I bought a tygon kit from Amazon that has several different sizes of GOOD quality tygon and SELECTED a size for a tight fit. (Had to lube the tubing really good and cut a long taper in the tubing to get a start for using two hemostats to pull through into the tank.
On some chainsaws guys want to install the looser fitting tygon into the tanks because it's easier to install. If it installs easily it's too small for long term use of a seal.
I also had to remove the carb and when I re-installed the carb the saw would not start. I removed the carb and seen a plastic spacer behind the carb laying in the air box. (plastic adapter carb to manifold) re-installed the spacer and all was good.
For a hot start on my saw (think this is mentioned in the owners manual which you can download for your saw) do not choke the engine. Pull out the choke knob then push it all the way back in then crank without touching the throttle trigger. This sets it's to higher throttle Without choking.

Next:

The AVX in the Poulan model number usually indicates that is the WIMPY PLASTIC Poulan knob adjuster in the clutch cover type. It has plastic gears and breaks easily and some are NLA and expensive if found so be careful when doing the chain tension adjust. I converted mine to a regular conventional screwdriver (scrench) adjuster type.
Pay attention the letters following the model number on Poulan saws because if you ignor it you can easily end up with wrong parts. Some Poulan owners manuals which you can usually find online for downloading have a IPL that is good for finding the correct part numbers.


That was another thing I was kicking around . ...that ( when installed ) the Tygon may have too thick a wall thickness and actually be constricted .



Poulan Pro Fuel Line Kit No.

Comes with a large 3/16" OD by 3/32" ID 2 feet long, small 9/64" OD by 5/64" ID 2 feet long.

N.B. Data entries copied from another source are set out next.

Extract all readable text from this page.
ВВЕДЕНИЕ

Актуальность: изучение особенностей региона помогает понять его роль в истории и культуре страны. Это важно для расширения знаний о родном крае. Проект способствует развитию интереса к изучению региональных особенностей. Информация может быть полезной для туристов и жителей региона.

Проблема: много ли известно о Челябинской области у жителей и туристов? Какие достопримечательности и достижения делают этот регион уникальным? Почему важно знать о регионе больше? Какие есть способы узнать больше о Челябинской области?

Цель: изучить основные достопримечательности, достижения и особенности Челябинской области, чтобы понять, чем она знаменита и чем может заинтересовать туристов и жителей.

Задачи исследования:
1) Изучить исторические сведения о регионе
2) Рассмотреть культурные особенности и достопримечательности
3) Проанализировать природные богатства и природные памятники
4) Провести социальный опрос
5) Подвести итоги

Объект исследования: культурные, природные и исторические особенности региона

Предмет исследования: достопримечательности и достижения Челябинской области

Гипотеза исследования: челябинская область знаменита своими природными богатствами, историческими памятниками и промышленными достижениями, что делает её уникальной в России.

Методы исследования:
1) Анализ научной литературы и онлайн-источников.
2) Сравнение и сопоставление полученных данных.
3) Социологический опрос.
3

Also comes with the fuel line fitting connector.
 
not likely constricted wall of tygon tubing so as to get to small internally.

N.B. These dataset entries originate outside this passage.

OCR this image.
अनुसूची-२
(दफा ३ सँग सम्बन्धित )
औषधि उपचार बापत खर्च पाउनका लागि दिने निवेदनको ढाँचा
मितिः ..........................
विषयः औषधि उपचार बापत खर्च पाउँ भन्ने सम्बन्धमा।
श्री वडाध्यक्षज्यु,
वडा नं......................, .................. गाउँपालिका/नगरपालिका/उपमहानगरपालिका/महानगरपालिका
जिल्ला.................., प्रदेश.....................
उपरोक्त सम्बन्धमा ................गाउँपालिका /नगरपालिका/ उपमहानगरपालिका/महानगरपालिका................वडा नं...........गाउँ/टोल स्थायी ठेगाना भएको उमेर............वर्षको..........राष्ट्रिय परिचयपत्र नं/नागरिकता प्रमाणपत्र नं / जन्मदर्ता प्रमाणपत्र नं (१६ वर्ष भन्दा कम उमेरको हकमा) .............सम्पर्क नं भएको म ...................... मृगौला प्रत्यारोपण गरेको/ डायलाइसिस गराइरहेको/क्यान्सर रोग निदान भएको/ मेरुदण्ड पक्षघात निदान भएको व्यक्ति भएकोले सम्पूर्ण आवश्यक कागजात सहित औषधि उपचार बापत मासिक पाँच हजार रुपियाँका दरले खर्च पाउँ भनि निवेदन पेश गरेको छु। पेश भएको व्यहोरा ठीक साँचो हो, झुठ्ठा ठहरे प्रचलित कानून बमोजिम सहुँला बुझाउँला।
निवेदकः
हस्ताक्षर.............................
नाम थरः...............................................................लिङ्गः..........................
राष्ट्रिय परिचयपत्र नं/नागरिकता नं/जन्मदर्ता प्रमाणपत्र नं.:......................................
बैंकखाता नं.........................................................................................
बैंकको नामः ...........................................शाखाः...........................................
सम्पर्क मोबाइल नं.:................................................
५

Most likely the fit is too loose when first installed and as tygon ages it gets less flexible especially the OD where going into the gas tank. The use of ethanol fuel is not a good thing for chainsaws and cause all kinds of problems even with the primer bulb and fuel/oil lines.

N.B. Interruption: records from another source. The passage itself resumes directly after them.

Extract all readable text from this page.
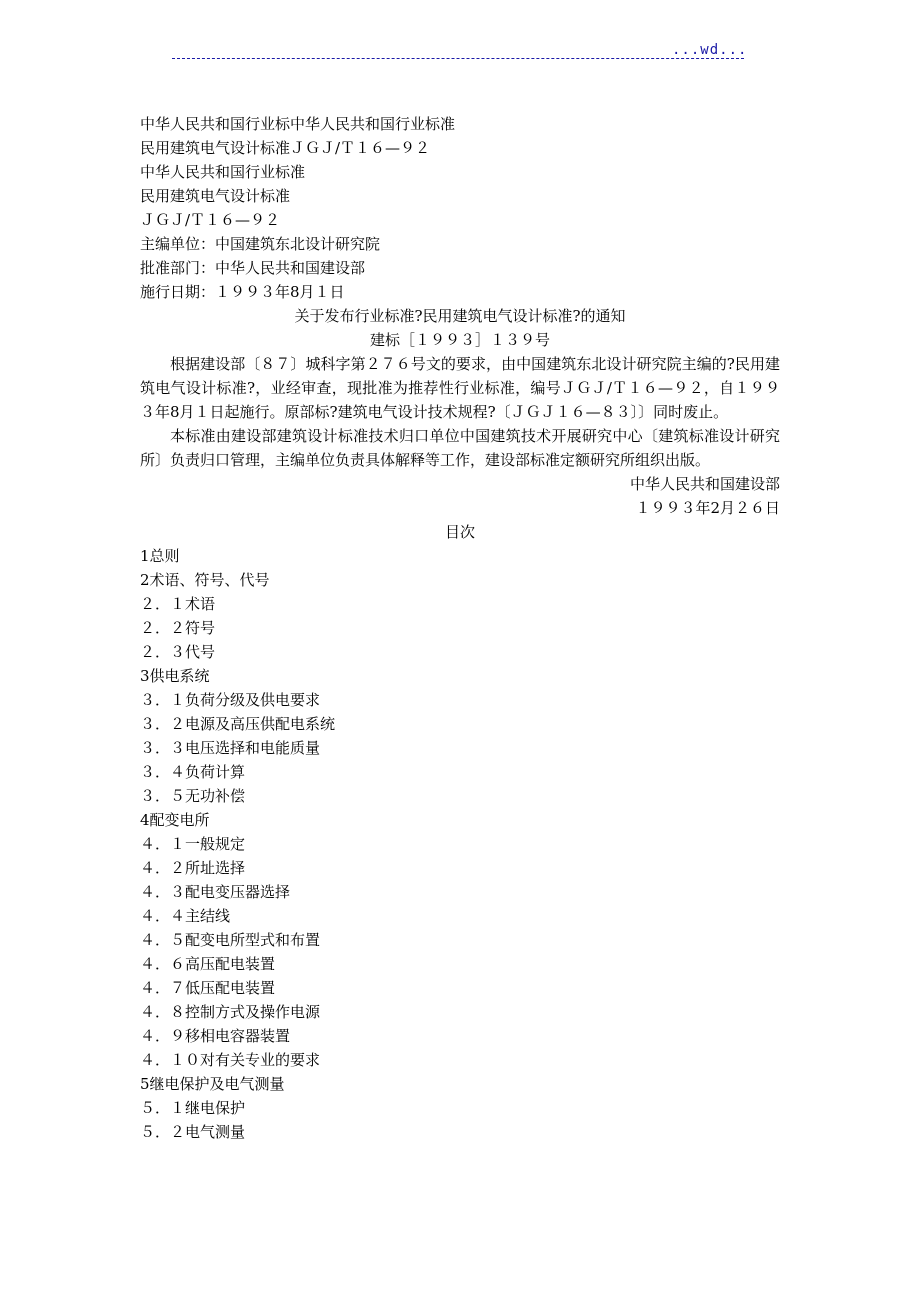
...wd...
中华人民共和国行业标中华人民共和国行业标准
民用建筑电气设计标准ＪＧＪ/Ｔ１６—９２
中华人民共和国行业标准
民用建筑电气设计标准
ＪＧＪ/Ｔ１６—９２
主编单位：中国建筑东北设计研究院
批准部门：中华人民共和国建设部
施行日期：１９９３年8月１日
关于发布行业标准?民用建筑电气设计标准?的通知
建标［１９９３］１３９号
根据建设部〔８７〕城科字第２７６号文的要求，由中国建筑东北设计研究院主编的?民用建筑电气设计标准?，业经审查，现批准为推荐性行业标准，编号ＪＧＪ/Ｔ１６—９２，自１９９３年8月１日起施行。原部标?建筑电气设计技术规程?〔ＪＧＪ１６—８３〕〕同时废止。
本标准由建设部建筑设计标准技术归口单位中国建筑技术开展研究中心〔建筑标准设计研究所〕负责归口管理，主编单位负责具体解释等工作，建设部标准定额研究所组织出版。
中华人民共和国建设部
１９９３年2月２６日
目次
1总则
2术语、符号、代号
２．１术语
２．２符号
２．３代号
3供电系统
３．１负荷分级及供电要求
３．２电源及高压供配电系统
３．３电压选择和电能质量
３．４负荷计算
３．５无功补偿
4配变电所
４．１一般规定
４．２所址选择
４．３配电变压器选择
４．４主结线
４．５配变电所型式和布置
４．６高压配电装置
４．７低压配电装置
４．８控制方式及操作电源
４．９移相电容器装置
４．１０对有关专业的要求
5继电保护及电气测量
５．１继电保护
５．２电气测量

A source for the leak is also the fuel line fitting connector.
Mine had one for use at the gas tank tubing so as to splice the tubing on one side of the hole and to expand the fuel line at the supply hose for a good tighter seal of the tubing at the gas tank hole for the supply line. I seem to think mine was being used on the fuel filter tubing and inside the tank. It's not needed if you get the right size tubing.
I did not use that splicer connector. I choose the size tubing that made the line fit really snug going through the tank hole and did not use that splicer. It's a good place to get a leak trying to use that splicer connector.
Check the air box on that saw while it being tested and right after operating and during pressing the primer bulb. The air box should remain dry. If air box gets wet with gas you may have a carb leak or a line leaking inside the air box and not at the tank holes for the tubing.
 
Does it only leak when the tank is right full? If it leaks when the tank has a small amount of fuel in it, then it isn't leaking where the two lines go into the tank. To check the seams of the tank, pull the primer suction fuel line off the primer or the carb (which ever end is easiest) and then operate the bulb a number of times, this should pump air into the tank and produce some positive pressure in the tank and you can spray a soap solution around the tank to check for leaks.
 
Does it only leak when the tank is right full? If it leaks when the tank has a small amount of fuel in it, then it isn't leaking where the two lines go into the tank. To check the seams of the tank, pull the primer suction fuel line off the primer or the carb (which ever end is easiest) and then operate the bulb a number of times, this should pump air into the tank and produce some positive pressure in the tank and you can spray a soap solution around the tank to check for leaks.
Yes , you're dead on in that it only leaks above 1/2 tank . But regardless of the volume of fuel , the cap still pops when opened . Seems excessive to me.